Full disclosure. I haven’t been asked to write about something I’ve read since college and I’m not a professional writer like my partner in crime, Chris Roberson, so this may or not be a) informative or b) entertaining.

Just want us all to be on the same page.

Yes. I like puns.

Right. What am I reading?

I’m in this crazy awesome book club chock full of comics professionals which is just ANOTHER reason Portland, OR is the best place EVER. We pick a prose book by vote and meet every few months to eat, drink and talk about the book we’ve all read. So I literally just finished reading A Visit From The Goon Squad by Jennifer Egan, the most recent pick.  I wasn’t sure about this book when I first started it. The narrative structure is atypical which took a while for me to get comfortable with, but once I got a few chapters in, I got it.  It was described to me by a fellow book clubber, to be about the music business, and more specifically about the early days of punk, etc… and it certainly is about that but only on the surface.

Underneath, it’s about the relationship threads created as we live, age, change, evolve and how we can be literally connected to people by circumstance or experience and friends in common for years without knowing it. Beginnings, endings, memories, time and believe it or not, the power of social media.

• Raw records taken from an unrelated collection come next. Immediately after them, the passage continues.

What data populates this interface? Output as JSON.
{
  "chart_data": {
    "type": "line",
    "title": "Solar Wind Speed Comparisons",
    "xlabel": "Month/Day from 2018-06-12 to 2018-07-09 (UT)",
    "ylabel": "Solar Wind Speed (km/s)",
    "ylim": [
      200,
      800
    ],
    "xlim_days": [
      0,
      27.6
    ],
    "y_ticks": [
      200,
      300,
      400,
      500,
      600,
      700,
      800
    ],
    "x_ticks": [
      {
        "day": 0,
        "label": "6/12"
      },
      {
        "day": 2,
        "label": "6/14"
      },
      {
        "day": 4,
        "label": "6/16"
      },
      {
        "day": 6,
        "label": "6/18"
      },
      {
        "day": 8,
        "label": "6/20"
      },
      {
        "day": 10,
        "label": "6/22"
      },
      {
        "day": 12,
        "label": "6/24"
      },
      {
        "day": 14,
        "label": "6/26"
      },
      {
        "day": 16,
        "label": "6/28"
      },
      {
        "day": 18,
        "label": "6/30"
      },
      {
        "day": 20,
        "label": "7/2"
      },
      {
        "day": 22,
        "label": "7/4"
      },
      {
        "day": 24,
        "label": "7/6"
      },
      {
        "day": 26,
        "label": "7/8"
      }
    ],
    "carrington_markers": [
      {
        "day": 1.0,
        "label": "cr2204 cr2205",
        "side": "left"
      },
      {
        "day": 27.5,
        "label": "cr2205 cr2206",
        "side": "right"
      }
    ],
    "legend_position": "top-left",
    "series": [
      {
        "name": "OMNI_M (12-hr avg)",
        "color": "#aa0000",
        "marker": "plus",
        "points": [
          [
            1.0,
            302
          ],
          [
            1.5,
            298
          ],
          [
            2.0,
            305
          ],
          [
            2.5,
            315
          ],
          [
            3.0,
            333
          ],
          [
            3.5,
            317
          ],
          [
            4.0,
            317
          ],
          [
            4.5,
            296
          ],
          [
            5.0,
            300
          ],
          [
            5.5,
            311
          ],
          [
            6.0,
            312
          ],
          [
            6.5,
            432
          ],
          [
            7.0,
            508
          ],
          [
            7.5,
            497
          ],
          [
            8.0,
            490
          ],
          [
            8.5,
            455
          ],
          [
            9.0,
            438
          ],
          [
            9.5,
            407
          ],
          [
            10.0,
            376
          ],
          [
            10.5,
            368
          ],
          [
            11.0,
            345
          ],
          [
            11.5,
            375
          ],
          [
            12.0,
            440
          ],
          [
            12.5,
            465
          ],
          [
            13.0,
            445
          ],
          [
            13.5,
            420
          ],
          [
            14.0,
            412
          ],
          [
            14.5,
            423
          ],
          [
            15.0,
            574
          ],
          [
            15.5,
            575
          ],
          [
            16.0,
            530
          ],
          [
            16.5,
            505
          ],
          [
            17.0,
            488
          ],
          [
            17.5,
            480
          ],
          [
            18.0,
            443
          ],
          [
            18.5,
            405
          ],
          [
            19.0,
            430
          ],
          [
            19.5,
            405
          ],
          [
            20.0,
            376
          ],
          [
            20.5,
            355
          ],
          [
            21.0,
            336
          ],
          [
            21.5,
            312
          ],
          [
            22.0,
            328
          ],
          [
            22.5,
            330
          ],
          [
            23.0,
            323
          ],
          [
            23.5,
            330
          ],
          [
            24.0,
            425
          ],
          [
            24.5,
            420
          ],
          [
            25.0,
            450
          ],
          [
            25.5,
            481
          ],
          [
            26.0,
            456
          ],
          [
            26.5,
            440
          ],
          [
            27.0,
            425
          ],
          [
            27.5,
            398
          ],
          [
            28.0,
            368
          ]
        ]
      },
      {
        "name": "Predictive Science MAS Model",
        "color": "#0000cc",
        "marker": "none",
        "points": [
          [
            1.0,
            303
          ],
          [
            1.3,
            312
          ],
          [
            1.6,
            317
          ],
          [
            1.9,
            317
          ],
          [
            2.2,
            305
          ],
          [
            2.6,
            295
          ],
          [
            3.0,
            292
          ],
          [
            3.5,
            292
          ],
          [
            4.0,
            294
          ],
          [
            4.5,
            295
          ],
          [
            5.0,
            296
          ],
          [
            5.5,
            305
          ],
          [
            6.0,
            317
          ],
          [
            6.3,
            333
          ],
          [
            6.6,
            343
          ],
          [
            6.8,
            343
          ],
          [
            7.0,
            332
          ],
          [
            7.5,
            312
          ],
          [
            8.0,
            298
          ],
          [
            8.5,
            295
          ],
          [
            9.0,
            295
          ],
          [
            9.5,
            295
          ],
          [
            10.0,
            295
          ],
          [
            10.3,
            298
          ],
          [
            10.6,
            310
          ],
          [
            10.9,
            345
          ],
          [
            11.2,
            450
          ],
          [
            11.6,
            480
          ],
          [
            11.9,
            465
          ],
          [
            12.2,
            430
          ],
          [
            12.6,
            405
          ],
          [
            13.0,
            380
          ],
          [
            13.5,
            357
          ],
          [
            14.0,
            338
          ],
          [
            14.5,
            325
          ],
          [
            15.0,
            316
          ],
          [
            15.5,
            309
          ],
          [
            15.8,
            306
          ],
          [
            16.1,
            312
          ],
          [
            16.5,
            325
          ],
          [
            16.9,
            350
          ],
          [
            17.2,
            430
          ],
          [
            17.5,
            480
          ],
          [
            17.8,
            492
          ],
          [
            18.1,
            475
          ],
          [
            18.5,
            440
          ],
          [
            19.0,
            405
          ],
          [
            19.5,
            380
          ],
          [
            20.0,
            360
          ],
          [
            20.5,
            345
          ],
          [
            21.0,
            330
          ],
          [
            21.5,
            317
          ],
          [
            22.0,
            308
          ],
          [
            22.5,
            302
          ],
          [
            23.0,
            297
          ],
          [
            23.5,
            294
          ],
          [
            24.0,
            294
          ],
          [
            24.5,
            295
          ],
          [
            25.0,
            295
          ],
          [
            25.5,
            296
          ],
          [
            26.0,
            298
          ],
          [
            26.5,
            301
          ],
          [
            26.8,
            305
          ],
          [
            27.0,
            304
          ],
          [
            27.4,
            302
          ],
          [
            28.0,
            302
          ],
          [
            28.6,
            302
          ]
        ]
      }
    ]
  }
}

It hit home on a number of levels and I would definitely recommend giving it a shot. This is a book that makes you reflect on your own life, choices and path, which is quite remarkable if you think about it.

Okay next, COMICS!

I read a lot of comics on a regular basis but due to the time constraints of life, the vast majority of them are books I’m publishing or something my husband has written. So, instead of me giving you a laundry list of Monkeybrain titles that YOU SHOULD BE READING TOO, or talking about how great my husband is, cause frankly you already know that, I pulled a few things off the shelf just to write this piece, of which there are many, many, many books to choose from.

Nurse Nurse by Katie Skelly was delightful. I love reading things that are imaginative, funny and weird. This is a book that does all of that and more. I also read The Adventures of Superhero Girl by Faith Erin Hicks. I highly recommend this book and agree wholeheartedly with the protagonist that not every super hero has to have a dark tragic origin story. A very funny well done collection.

Then I wanted to find out what exactly was so great about Hawkeye so I read issue #2 by Matt Fraction and David Aja and boy howdy. What a great book! More of this please Big 2 or anyone really! I’ll be reading more.

Lastly I want to recommend High Crimes by Chris Sebela and Ibrahim Moustafa. Yes I publish this book and I know a mother shouldn’t have a favorite child but if I had to, this would be my favorite son. I read it as soon as it hits my inbox. Lucky for you issue #3, which I have already read of course, comes out this Wednesday. Yippee!